Hey everyone,
Following up on my previous posts regarding my lab rat’s Tesamorelin protocol. We are currently finishing Week 3 of the study, and I’m looking for some collective wisdom on managing the ceiling for the remaining 9 weeks.
Current Subject Stats & Labs:
- Protocol: 1mg Tesamorelin daily.
- Baseline IGF-1: 200 (Z-score: +0.2).
- Current Observations: The subject is tolerating the 1mg dose remarkably well. No edema, no carpal tunnel symptoms, and zero joint sensitivity noted in the logs so far.
The Research Dilemma:
The subject is scheduled for mid-point bloodwork next week. Based on the lack of side effects and the subject's initial responsiveness, I am anticipating an IGF-1 reading of 300+ . This would push the rat significantly past the upper reference range (~293 ) for its age bracket.
I am planning a 12-week total duration for this run, but I’m debating whether to keep the pedal down:
- Path A: Maintain 1mg/day and hold the IGF-1 at 300+ for the full 12 weeks.
- Path B: Titrate the dose down to 0.5mg/day to bring the IGF-1 back into a "high-normal" range (approx. 260–280 ).
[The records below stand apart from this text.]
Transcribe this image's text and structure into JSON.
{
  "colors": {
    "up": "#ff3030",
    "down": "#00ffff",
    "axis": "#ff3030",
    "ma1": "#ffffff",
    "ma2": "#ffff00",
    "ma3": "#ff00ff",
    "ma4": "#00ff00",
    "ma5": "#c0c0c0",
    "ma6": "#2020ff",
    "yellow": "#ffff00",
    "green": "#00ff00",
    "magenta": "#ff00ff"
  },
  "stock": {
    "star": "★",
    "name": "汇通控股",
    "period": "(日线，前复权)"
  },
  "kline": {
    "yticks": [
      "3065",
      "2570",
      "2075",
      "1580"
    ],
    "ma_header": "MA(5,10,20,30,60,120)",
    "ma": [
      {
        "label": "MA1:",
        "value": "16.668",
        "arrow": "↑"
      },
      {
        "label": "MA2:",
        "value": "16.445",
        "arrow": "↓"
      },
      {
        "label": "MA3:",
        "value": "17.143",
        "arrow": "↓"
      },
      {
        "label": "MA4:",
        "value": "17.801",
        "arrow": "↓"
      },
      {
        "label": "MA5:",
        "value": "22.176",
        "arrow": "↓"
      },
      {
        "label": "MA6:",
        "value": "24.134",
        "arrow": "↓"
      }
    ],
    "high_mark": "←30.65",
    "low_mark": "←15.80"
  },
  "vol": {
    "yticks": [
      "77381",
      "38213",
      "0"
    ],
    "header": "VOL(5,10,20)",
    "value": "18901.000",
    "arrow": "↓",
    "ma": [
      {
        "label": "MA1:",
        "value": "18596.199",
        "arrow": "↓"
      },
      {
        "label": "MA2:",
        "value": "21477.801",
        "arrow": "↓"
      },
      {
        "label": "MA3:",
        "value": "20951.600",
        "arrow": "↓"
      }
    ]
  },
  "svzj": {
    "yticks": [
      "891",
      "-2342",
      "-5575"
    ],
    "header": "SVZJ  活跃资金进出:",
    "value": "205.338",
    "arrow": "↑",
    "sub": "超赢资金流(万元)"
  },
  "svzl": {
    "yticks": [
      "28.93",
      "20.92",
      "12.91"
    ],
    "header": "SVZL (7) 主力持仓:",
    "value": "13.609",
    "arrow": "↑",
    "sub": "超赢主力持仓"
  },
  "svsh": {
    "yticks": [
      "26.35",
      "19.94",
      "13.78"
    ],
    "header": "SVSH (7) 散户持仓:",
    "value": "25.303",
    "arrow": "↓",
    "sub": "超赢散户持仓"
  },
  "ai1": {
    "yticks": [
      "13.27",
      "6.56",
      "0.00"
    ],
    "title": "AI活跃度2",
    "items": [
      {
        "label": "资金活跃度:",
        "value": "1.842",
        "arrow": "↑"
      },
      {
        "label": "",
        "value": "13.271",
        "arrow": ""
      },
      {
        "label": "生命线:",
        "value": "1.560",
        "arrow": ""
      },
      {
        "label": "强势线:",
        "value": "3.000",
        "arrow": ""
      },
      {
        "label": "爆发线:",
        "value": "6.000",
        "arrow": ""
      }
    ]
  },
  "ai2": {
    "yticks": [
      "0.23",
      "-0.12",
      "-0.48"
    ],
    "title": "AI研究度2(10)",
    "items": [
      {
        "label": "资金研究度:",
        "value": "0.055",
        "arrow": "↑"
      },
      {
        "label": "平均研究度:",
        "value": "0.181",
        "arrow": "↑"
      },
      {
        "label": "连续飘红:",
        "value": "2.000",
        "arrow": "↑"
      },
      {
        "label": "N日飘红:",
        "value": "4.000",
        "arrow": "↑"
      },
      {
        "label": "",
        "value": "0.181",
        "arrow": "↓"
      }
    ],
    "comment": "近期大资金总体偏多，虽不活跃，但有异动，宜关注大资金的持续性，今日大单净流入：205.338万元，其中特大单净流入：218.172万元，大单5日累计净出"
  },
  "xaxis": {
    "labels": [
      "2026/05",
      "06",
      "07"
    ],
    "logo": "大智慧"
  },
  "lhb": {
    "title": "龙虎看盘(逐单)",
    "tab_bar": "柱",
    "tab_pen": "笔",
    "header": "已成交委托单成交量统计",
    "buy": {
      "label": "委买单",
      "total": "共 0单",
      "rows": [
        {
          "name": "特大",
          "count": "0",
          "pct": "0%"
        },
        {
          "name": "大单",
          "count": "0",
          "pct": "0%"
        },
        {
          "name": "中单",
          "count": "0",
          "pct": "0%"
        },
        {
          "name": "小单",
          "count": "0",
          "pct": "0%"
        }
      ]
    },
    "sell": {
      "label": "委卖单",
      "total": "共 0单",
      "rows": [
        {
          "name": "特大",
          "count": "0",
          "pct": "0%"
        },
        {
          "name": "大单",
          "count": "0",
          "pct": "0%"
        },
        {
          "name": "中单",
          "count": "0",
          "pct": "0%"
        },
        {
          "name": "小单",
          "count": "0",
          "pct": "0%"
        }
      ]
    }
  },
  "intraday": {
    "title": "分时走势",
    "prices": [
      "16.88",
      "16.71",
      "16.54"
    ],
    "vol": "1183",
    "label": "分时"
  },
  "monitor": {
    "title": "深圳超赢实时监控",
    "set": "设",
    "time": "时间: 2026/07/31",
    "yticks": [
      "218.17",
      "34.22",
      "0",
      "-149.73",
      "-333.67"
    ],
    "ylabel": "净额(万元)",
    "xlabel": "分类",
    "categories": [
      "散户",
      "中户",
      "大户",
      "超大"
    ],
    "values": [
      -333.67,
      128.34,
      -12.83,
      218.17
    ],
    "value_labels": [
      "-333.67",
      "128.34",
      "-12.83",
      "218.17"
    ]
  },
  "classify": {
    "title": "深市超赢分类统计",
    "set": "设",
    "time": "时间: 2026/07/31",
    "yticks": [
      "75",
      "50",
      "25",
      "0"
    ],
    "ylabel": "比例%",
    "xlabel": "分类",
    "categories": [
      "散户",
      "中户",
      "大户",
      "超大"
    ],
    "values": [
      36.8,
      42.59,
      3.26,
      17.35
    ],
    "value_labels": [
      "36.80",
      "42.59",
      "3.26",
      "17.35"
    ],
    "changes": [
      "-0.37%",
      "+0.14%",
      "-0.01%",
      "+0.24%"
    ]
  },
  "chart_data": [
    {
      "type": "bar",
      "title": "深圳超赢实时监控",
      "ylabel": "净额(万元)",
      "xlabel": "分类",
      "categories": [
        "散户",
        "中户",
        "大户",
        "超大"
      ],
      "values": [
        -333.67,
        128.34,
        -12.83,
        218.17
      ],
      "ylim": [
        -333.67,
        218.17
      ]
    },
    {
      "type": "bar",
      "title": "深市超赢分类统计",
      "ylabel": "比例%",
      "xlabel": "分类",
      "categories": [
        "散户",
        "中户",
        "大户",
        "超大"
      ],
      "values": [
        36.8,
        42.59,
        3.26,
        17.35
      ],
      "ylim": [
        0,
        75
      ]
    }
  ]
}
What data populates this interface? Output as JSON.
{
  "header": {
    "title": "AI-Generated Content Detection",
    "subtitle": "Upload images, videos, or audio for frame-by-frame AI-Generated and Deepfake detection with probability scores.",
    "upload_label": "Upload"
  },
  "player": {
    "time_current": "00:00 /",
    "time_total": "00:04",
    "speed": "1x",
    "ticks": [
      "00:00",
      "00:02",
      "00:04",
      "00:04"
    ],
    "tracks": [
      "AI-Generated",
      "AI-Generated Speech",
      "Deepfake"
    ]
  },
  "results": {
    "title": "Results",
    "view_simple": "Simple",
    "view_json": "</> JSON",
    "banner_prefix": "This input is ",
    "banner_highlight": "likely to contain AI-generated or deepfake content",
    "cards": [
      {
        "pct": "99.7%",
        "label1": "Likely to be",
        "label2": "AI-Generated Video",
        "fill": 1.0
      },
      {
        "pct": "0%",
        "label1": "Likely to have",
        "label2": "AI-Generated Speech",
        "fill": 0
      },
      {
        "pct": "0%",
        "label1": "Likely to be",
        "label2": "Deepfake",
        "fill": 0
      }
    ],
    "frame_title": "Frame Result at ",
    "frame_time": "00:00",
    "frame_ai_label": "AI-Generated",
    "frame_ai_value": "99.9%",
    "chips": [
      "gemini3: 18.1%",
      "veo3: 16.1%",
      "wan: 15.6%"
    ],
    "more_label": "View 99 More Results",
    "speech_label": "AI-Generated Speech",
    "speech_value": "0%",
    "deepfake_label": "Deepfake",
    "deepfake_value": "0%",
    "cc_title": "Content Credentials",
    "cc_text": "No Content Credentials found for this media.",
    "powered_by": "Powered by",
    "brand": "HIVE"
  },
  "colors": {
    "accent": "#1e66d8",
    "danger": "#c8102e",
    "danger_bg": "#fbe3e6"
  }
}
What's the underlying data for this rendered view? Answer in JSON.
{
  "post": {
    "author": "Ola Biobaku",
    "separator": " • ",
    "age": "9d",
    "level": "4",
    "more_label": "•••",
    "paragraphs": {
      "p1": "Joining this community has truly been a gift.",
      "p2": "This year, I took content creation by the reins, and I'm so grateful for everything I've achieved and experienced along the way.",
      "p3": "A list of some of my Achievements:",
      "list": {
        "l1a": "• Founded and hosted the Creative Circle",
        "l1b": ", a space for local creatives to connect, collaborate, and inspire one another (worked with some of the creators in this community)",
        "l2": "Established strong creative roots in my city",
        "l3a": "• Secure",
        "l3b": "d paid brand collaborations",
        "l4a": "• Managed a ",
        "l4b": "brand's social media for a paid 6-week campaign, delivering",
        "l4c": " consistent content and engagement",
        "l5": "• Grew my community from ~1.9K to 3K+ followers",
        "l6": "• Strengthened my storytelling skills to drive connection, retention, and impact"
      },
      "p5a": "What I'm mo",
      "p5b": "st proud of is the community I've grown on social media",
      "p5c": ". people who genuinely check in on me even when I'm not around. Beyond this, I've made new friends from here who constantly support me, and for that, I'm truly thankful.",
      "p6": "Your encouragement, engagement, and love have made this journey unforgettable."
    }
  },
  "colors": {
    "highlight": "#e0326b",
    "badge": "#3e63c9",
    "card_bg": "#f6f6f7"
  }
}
Questions for the Community:
- For those who have pushed a subject into the supraphysiological range (300+ ), did you find the benefits to visceral adipose tissue reduction were significantly better than the 270 range, or is it a case of diminishing returns?
- If the subject is currently "side-effect free" at Week 3, is it common for the standard Tesa sides (water retention/glucose issues) to manifest later in the cycle if the dose isn't lowered?
- Given that Tesa's efficacy is dependent on the subject's endogenous pituitary response rather than being linear, is there any research-backed reason to avoid keeping the IGF-1 elevated at 300+ for the full 12-week block?
I’m trying to decide if "more is better" for this specific subject or if I should play it safe and keep the rat within a more natural peak. Any data points from your own labs would be appreciated!